The Federal Bureau of Investigation has reached a milestone in the development of their Next Generation Identification (NGI) program and is now implementing the intelligence database in unidentified locales across the country, New Scientist reports in an article this week. The FBI first outlined the project back in 2005, explaining to the Justice Department in an August 2006 document (.pdf) that their new system will eventually serve as an upgrade to the current Integrated Automated Fingerprint Identification System (IAFIS) that keeps track of citizens with criminal records across America .
The FBI expects the NGI system to include as many as 14 million photographs by the time the project is in full swing in only two years, but the pace of technology and the new connections constantly created by law enforcement agencies could allow for a database that dwarfs that estimate. As RT reported earlier this week, the city of Los Angeles now considers photography in public space “suspicious,” and authorizes LAPD officers to file reports if they have reason to believe a suspect is up to no good. Those reports, which may not necessarily involve any arrests, crimes, charges or even interviews with the suspect, can then be filed, analyzed, stored and shared with federal and local agencies connected across the country to massive data fusion centers. Similarly, live video transmissions from thousands of surveillance cameras across the country are believed to be sent to the same fusion centers as part of TrapWire, a global eye-in-the-sky endeavor.

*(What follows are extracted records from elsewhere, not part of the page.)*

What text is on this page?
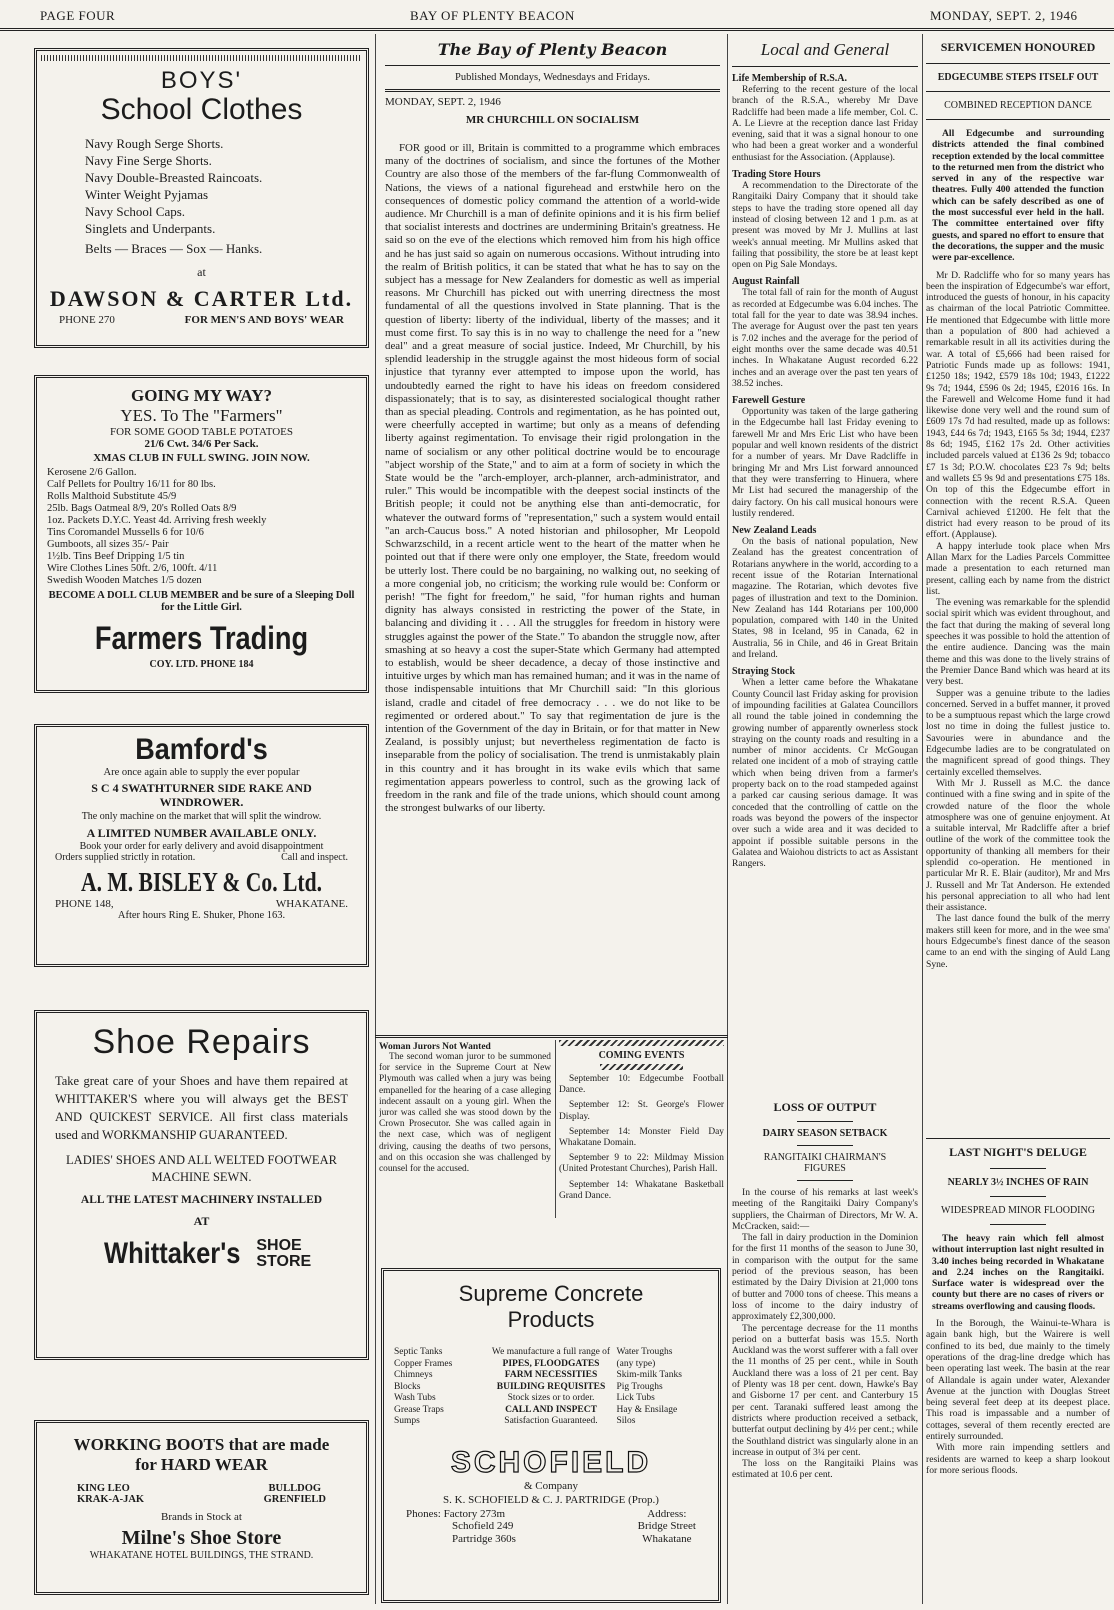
PAGE FOUR	BAY OF PLENTY BEACON	MONDAY, SEPT. 2, 1946
BOYS'
School Clothes
Navy Rough Serge Shorts.
Navy Fine Serge Shorts.
Navy Double-Breasted Raincoats.
Winter Weight Pyjamas
Navy School Caps.
Singlets and Underpants.
Belts — Braces — Sox — Hanks.
at
DAWSON & CARTER Ltd.
PHONE 270	FOR MEN'S AND BOYS' WEAR
GOING MY WAY?
YES. To The "Farmers"
FOR SOME GOOD TABLE POTATOES
21/6 Cwt. 34/6 Per Sack.
XMAS CLUB IN FULL SWING. JOIN NOW.
Kerosene 2/6 Gallon.
Calf Pellets for Poultry 16/11 for 80 lbs.
Rolls Malthoid Substitute 45/9
25lb. Bags Oatmeal 8/9, 20's Rolled Oats 8/9
1oz. Packets D.Y.C. Yeast 4d. Arriving fresh weekly
Tins Coromandel Mussells 6 for 10/6
Gumboots, all sizes 35/- Pair
1½lb. Tins Beef Dripping 1/5 tin
Wire Clothes Lines 50ft. 2/6, 100ft. 4/11
Swedish Wooden Matches 1/5 dozen
BECOME A DOLL CLUB MEMBER and be sure of a Sleeping Doll for the Little Girl.
Farmers Trading
COY. LTD. PHONE 184
Bamford's
Are once again able to supply the ever popular
S C 4 SWATHTURNER SIDE RAKE AND WINDROWER.
The only machine on the market that will split the windrow.
A LIMITED NUMBER AVAILABLE ONLY.
Book your order for early delivery and avoid disappointment
Orders supplied strictly in rotation.	Call and inspect.
A. M. BISLEY & Co. Ltd.
PHONE 148,	WHAKATANE.
After hours Ring E. Shuker, Phone 163.
Shoe Repairs
Take great care of your Shoes and have them repaired at WHITTAKER'S where you will always get the BEST AND QUICKEST SERVICE. All first class materials used and WORKMANSHIP GUARANTEED.
LADIES' SHOES AND ALL WELTED FOOTWEAR MACHINE SEWN.
ALL THE LATEST MACHINERY INSTALLED
AT
Whittaker's SHOE
STORE
WORKING BOOTS that are made
for HARD WEAR
KING LEO
KRAK-A-JAK
BULLDOG
GRENFIELD
Brands in Stock at
Milne's Shoe Store
WHAKATANE HOTEL BUILDINGS, THE STRAND.
The Bay of Plenty Beacon
Published Mondays, Wednesdays and Fridays.
MONDAY, SEPT. 2, 1946
MR CHURCHILL ON SOCIALISM

FOR good or ill, Britain is committed to a programme which embraces many of the doctrines of socialism, and since the fortunes of the Mother Country are also those of the members of the far-flung Commonwealth of Nations, the views of a national figurehead and erstwhile hero on the consequences of domestic policy command the attention of a world-wide audience. Mr Churchill is a man of definite opinions and it is his firm belief that socialist interests and doctrines are undermining Britain's greatness. He said so on the eve of the elections which removed him from his high office and he has just said so again on numerous occasions. Without intruding into the realm of British politics, it can be stated that what he has to say on the subject has a message for New Zealanders for domestic as well as imperial reasons. Mr Churchill has picked out with unerring directness the most fundamental of all the questions involved in State planning. That is the question of liberty: liberty of the individual, liberty of the masses; and it must come first. To say this is in no way to challenge the need for a "new deal" and a great measure of social justice. Indeed, Mr Churchill, by his splendid leadership in the struggle against the most hideous form of social injustice that tyranny ever attempted to impose upon the world, has undoubtedly earned the right to have his ideas on freedom considered dispassionately; that is to say, as disinterested socialogical thought rather than as special pleading. Controls and regimentation, as he has pointed out, were cheerfully accepted in wartime; but only as a means of defending liberty against regimentation. To envisage their rigid prolongation in the name of socialism or any other political doctrine would be to encourage "abject worship of the State," and to aim at a form of society in which the State would be the "arch-employer, arch-planner, arch-administrator, and ruler." This would be incompatible with the deepest social instincts of the British people; it could not be anything else than anti-democratic, for whatever the outward forms of "representation," such a system would entail "an arch-Caucus boss." A noted historian and philosopher, Mr Leopold Schwarzschild, in a recent article went to the heart of the matter when he pointed out that if there were only one employer, the State, freedom would be utterly lost. There could be no bargaining, no walking out, no seeking of a more congenial job, no criticism; the working rule would be: Conform or perish! "The fight for freedom," he said, "for human rights and human dignity has always consisted in restricting the power of the State, in balancing and dividing it . . . All the struggles for freedom in history were struggles against the power of the State." To abandon the struggle now, after smashing at so heavy a cost the super-State which Germany had attempted to establish, would be sheer decadence, a decay of those instinctive and intuitive urges by which man has remained human; and it was in the name of those indispensable intuitions that Mr Churchill said: "In this glorious island, cradle and citadel of free democracy . . . we do not like to be regimented or ordered about." To say that regimentation de jure is the intention of the Government of the day in Britain, or for that matter in New Zealand, is possibly unjust; but nevertheless regimentation de facto is inseparable from the policy of socialisation. The trend is unmistakably plain in this country and it has brought in its wake evils which that same regimentation appears powerless to control, such as the growing lack of freedom in the rank and file of the trade unions, which should count among the strongest bulwarks of our liberty.

Woman Jurors Not Wanted

The second woman juror to be summoned for service in the Supreme Court at New Plymouth was called when a jury was being empanelled for the hearing of a case alleging indecent assault on a young girl. When the juror was called she was stood down by the Crown Prosecutor. She was called again in the next case, which was of negligent driving, causing the deaths of two persons, and on this occasion she was challenged by counsel for the accused.

COMING EVENTS

September 10: Edgecumbe Football Dance.

September 12: St. George's Flower Display.

September 14: Monster Field Day Whakatane Domain.

September 9 to 22: Mildmay Mission (United Protestant Churches), Parish Hall.

September 14: Whakatane Basketball Grand Dance.

Supreme Concrete
Products
Septic Tanks
Copper Frames
Chimneys
Blocks
Wash Tubs
Grease Traps
Sumps
We manufacture a full range of
PIPES, FLOODGATES
FARM NECESSITIES
BUILDING REQUISITES
Stock sizes or to order.
CALL AND INSPECT
Satisfaction Guaranteed.
Water Troughs
(any type)
Skim-milk Tanks
Pig Troughs
Lick Tubs
Hay & Ensilage
Silos
SCHOFIELD
& Company
S. K. SCHOFIELD & C. J. PARTRIDGE (Prop.)
Phones: Factory 273m
Schofield 249
Partridge 360s
Address:
Bridge Street
Whakatane
Local and General
Life Membership of R.S.A.

Referring to the recent gesture of the local branch of the R.S.A., whereby Mr Dave Radcliffe had been made a life member, Col. C. A. Le Lievre at the reception dance last Friday evening, said that it was a signal honour to one who had been a great worker and a wonderful enthusiast for the Association. (Applause).

Trading Store Hours

A recommendation to the Directorate of the Rangitaiki Dairy Company that it should take steps to have the trading store opened all day instead of closing between 12 and 1 p.m. as at present was moved by Mr J. Mullins at last week's annual meeting. Mr Mullins asked that failing that possibility, the store be at least kept open on Pig Sale Mondays.

August Rainfall

The total fall of rain for the month of August as recorded at Edgecumbe was 6.04 inches. The total fall for the year to date was 38.94 inches. The average for August over the past ten years is 7.02 inches and the average for the period of eight months over the same decade was 40.51 inches. In Whakatane August recorded 6.22 inches and an average over the past ten years of 38.52 inches.

Farewell Gesture

Opportunity was taken of the large gathering in the Edgecumbe hall last Friday evening to farewell Mr and Mrs Eric List who have been popular and well known residents of the district for a number of years. Mr Dave Radcliffe in bringing Mr and Mrs List forward announced that they were transferring to Hinuera, where Mr List had secured the managership of the dairy factory. On his call musical honours were lustily rendered.

New Zealand Leads

On the basis of national population, New Zealand has the greatest concentration of Rotarians anywhere in the world, according to a recent issue of the Rotarian International magazine. The Rotarian, which devotes five pages of illustration and text to the Dominion. New Zealand has 144 Rotarians per 100,000 population, compared with 140 in the United States, 98 in Iceland, 95 in Canada, 62 in Australia, 56 in Chile, and 46 in Great Britain and Ireland.

Straying Stock

When a letter came before the Whakatane County Council last Friday asking for provision of impounding facilities at Galatea Councillors all round the table joined in condemning the growing number of apparently ownerless stock straying on the county roads and resulting in a number of minor accidents. Cr McGougan related one incident of a mob of straying cattle which when being driven from a farmer's property back on to the road stampeded against a parked car causing serious damage. It was conceded that the controlling of cattle on the roads was beyond the powers of the inspector over such a wide area and it was decided to appoint if possible suitable persons in the Galatea and Waiohou districts to act as Assistant Rangers.

LOSS OF OUTPUT
DAIRY SEASON SETBACK
RANGITAIKI CHAIRMAN'S FIGURES

In the course of his remarks at last week's meeting of the Rangitaiki Dairy Company's suppliers, the Chairman of Directors, Mr W. A. McCracken, said:—

The fall in dairy production in the Dominion for the first 11 months of the season to June 30, in comparison with the output for the same period of the previous season, has been estimated by the Dairy Division at 21,000 tons of butter and 7000 tons of cheese. This means a loss of income to the dairy industry of approximately £2,300,000.

The percentage decrease for the 11 months period on a butterfat basis was 15.5. North Auckland was the worst sufferer with a fall over the 11 months of 25 per cent., while in South Auckland there was a loss of 21 per cent. Bay of Plenty was 18 per cent. down, Hawke's Bay and Gisborne 17 per cent. and Canterbury 15 per cent. Taranaki suffered least among the districts where production received a setback, butterfat output declining by 4½ per cent.; while the Southland district was singularly alone in an increase in output of 3¼ per cent.

The loss on the Rangitaiki Plains was estimated at 10.6 per cent.

SERVICEMEN HONOURED
EDGECUMBE STEPS ITSELF OUT
COMBINED RECEPTION DANCE

All Edgecumbe and surrounding districts attended the final combined reception extended by the local committee to the returned men from the district who served in any of the respective war theatres. Fully 400 attended the function which can be safely described as one of the most successful ever held in the hall. The committee entertained over fifty guests, and spared no effort to ensure that the decorations, the supper and the music were par-excellence.

Mr D. Radcliffe who for so many years has been the inspiration of Edgecumbe's war effort, introduced the guests of honour, in his capacity as chairman of the local Patriotic Committee. He mentioned that Edgecumbe with little more than a population of 800 had achieved a remarkable result in all its activities during the war. A total of £5,666 had been raised for Patriotic Funds made up as follows: 1941, £1250 18s; 1942, £579 18s 10d; 1943, £1222 9s 7d; 1944, £596 0s 2d; 1945, £2016 16s. In the Farewell and Welcome Home fund it had likewise done very well and the round sum of £609 17s 7d had resulted, made up as follows: 1943, £44 6s 7d; 1943, £165 5s 3d; 1944, £237 8s 6d; 1945, £162 17s 2d. Other activities included parcels valued at £136 2s 9d; tobacco £7 1s 3d; P.O.W. chocolates £23 7s 9d; belts and wallets £5 9s 9d and presentations £75 18s. On top of this the Edgecumbe effort in connection with the recent R.S.A. Queen Carnival achieved £1200. He felt that the district had every reason to be proud of its effort. (Applause).

A happy interlude took place when Mrs Allan Marx for the Ladies Parcels Committee made a presentation to each returned man present, calling each by name from the district list.

The evening was remarkable for the splendid social spirit which was evident throughout, and the fact that during the making of several long speeches it was possible to hold the attention of the entire audience. Dancing was the main theme and this was done to the lively strains of the Premier Dance Band which was heard at its very best.

Supper was a genuine tribute to the ladies concerned. Served in a buffet manner, it proved to be a sumptuous repast which the large crowd lost no time in doing the fullest justice to. Savouries were in abundance and the Edgecumbe ladies are to be congratulated on the magnificent spread of good things. They certainly excelled themselves.

With Mr J. Russell as M.C. the dance continued with a fine swing and in spite of the crowded nature of the floor the whole atmosphere was one of genuine enjoyment. At a suitable interval, Mr Radcliffe after a brief outline of the work of the committee took the opportunity of thanking all members for their splendid co-operation. He mentioned in particular Mr R. E. Blair (auditor), Mr and Mrs J. Russell and Mr Tat Anderson. He extended his personal appreciation to all who had lent their assistance.

The last dance found the bulk of the merry makers still keen for more, and in the wee sma' hours Edgecumbe's finest dance of the season came to an end with the singing of Auld Lang Syne.

LAST NIGHT'S DELUGE
NEARLY 3½ INCHES OF RAIN
WIDESPREAD MINOR FLOODING

The heavy rain which fell almost without interruption last night resulted in 3.40 inches being recorded in Whakatane and 2.24 inches on the Rangitaiki. Surface water is widespread over the county but there are no cases of rivers or streams overflowing and causing floods.

In the Borough, the Wainui-te-Whara is again bank high, but the Wairere is well confined to its bed, due mainly to the timely operations of the drag-line dredge which has been operating last week. The basin at the rear of Allandale is again under water, Alexander Avenue at the junction with Douglas Street being several feet deep at its deepest place. This road is impassable and a number of cottages, several of them recently erected are entirely surrounded.

With more rain impending settlers and residents are warned to keep a sharp lookout for more serious floods.
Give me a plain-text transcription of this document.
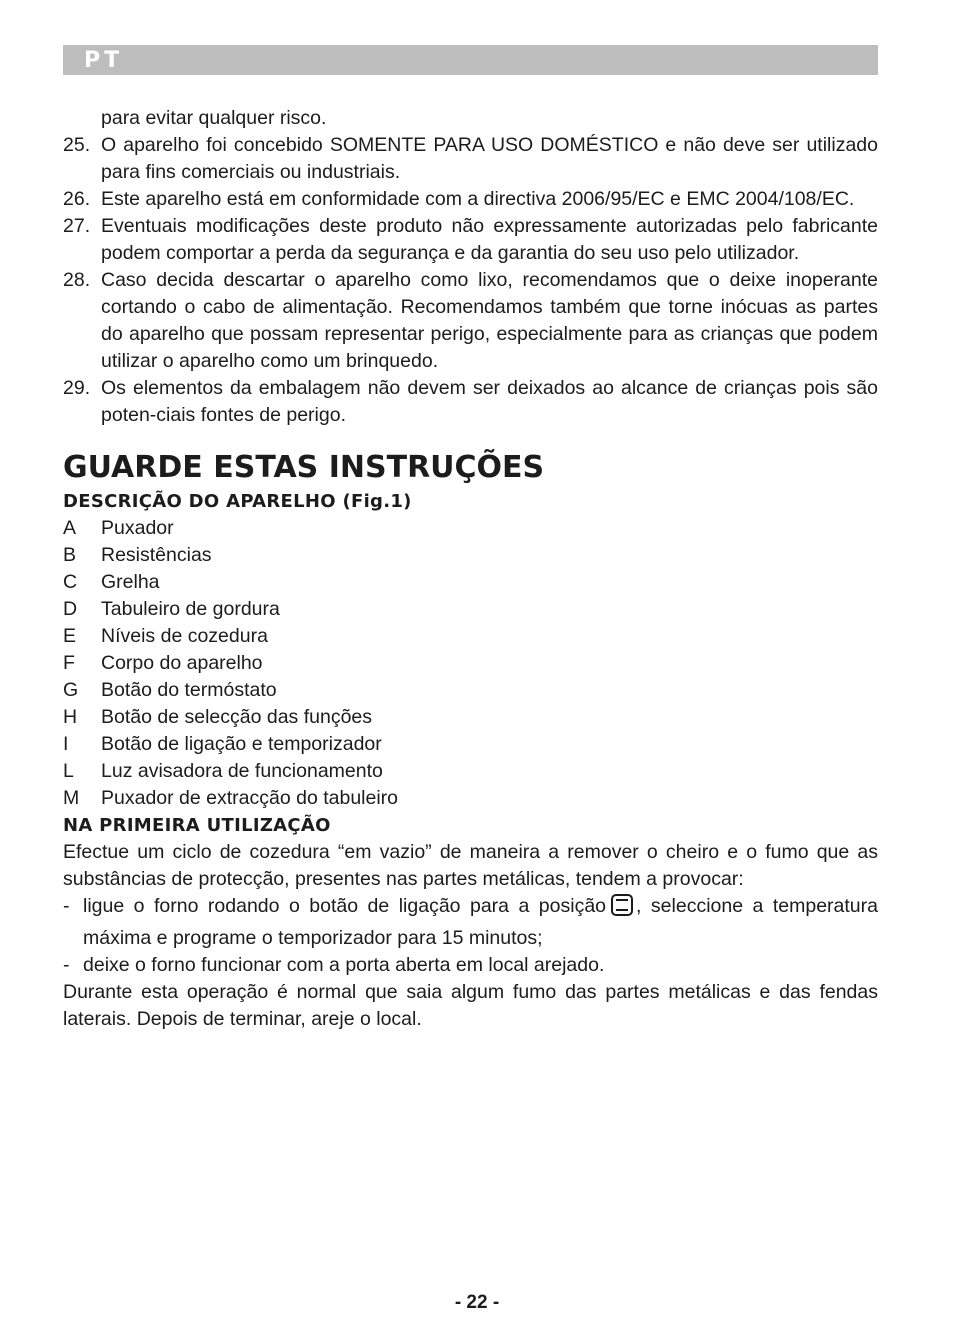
PT
para evitar qualquer risco.
25. O aparelho foi concebido SOMENTE PARA USO DOMÉSTICO e não deve ser utilizado para fins comerciais ou industriais.
26. Este aparelho está em conformidade com a directiva 2006/95/EC e EMC 2004/108/EC.
27. Eventuais modificações deste produto não expressamente autorizadas pelo fabricante podem comportar a perda da segurança e da garantia do seu uso pelo utilizador.
28. Caso decida descartar o aparelho como lixo, recomendamos que o deixe inoperante cortando o cabo de alimentação. Recomendamos também que torne inócuas as partes do aparelho que possam representar perigo, especialmente para as crianças que podem utilizar o aparelho como um brinquedo.
29. Os elementos da embalagem não devem ser deixados ao alcance de crianças pois são poten-ciais fontes de perigo.
GUARDE ESTAS INSTRUÇÕES
DESCRIÇÃO DO APARELHO (Fig.1)
A	Puxador
B	Resistências
C	Grelha
D	Tabuleiro de gordura
E	Níveis de cozedura
F	Corpo do aparelho
G	Botão do termóstato
H	Botão de selecção das funções
I	Botão de ligação e temporizador
L	Luz avisadora de funcionamento
M	Puxador de extracção do tabuleiro
NA PRIMEIRA UTILIZAÇÃO
Efectue um ciclo de cozedura “em vazio” de maneira a remover o cheiro e o fumo que as substâncias de protecção, presentes nas partes metálicas, tendem a provocar:
- ligue o forno rodando o botão de ligação para a posição , seleccione a temperatura máxima e programe o temporizador para 15 minutos;
- deixe o forno funcionar com a porta aberta em local arejado.
Durante esta operação é normal que saia algum fumo das partes metálicas e das fendas laterais. Depois de terminar, areje o local.
- 22 -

So, once the cameras get your faceprint, the FBI can use public data from social networking accounts, they can get your name and track your movements.
As of July 18, 2012, the FBI reports, “The NGI program … is on scope, on schedule, on cost, and 60 percent deployed.”
Anonymous has suggestions for possible ways around the automated facial recognition software, including laser pointers, masks, and makeup. My favorite was the instructions for how to make an IR LED hat that looks normal to humans but blinds cameras. All you need are 6 IR LED’s, some wire and a 9 V battery, modify your favorite headgear, and away you go, as nothing more than a bright blob to cameras. It appeals to my geek-streak, and it’s very OPSEC friendly, because humans would have to get pretty close to see the LED’s, and even then might not fully understand what they are seeing. (Humans can’t see Infrared light.) Be careful about changing the battery though, since you can’t tell if your LED’s are working unless you look at it with something digital.
Do we have any readers in a city big enough to have some of the Trapwire cameras? What are your thoughts? I’m super glad that I live out in no-where Iowa. It’ll be a long time before significant numbers of cameras make their way out to my city.
Anyway, every move has a counter move, just keep up with what’s out there, as best you can. If you need help with that LED hat, you let me know.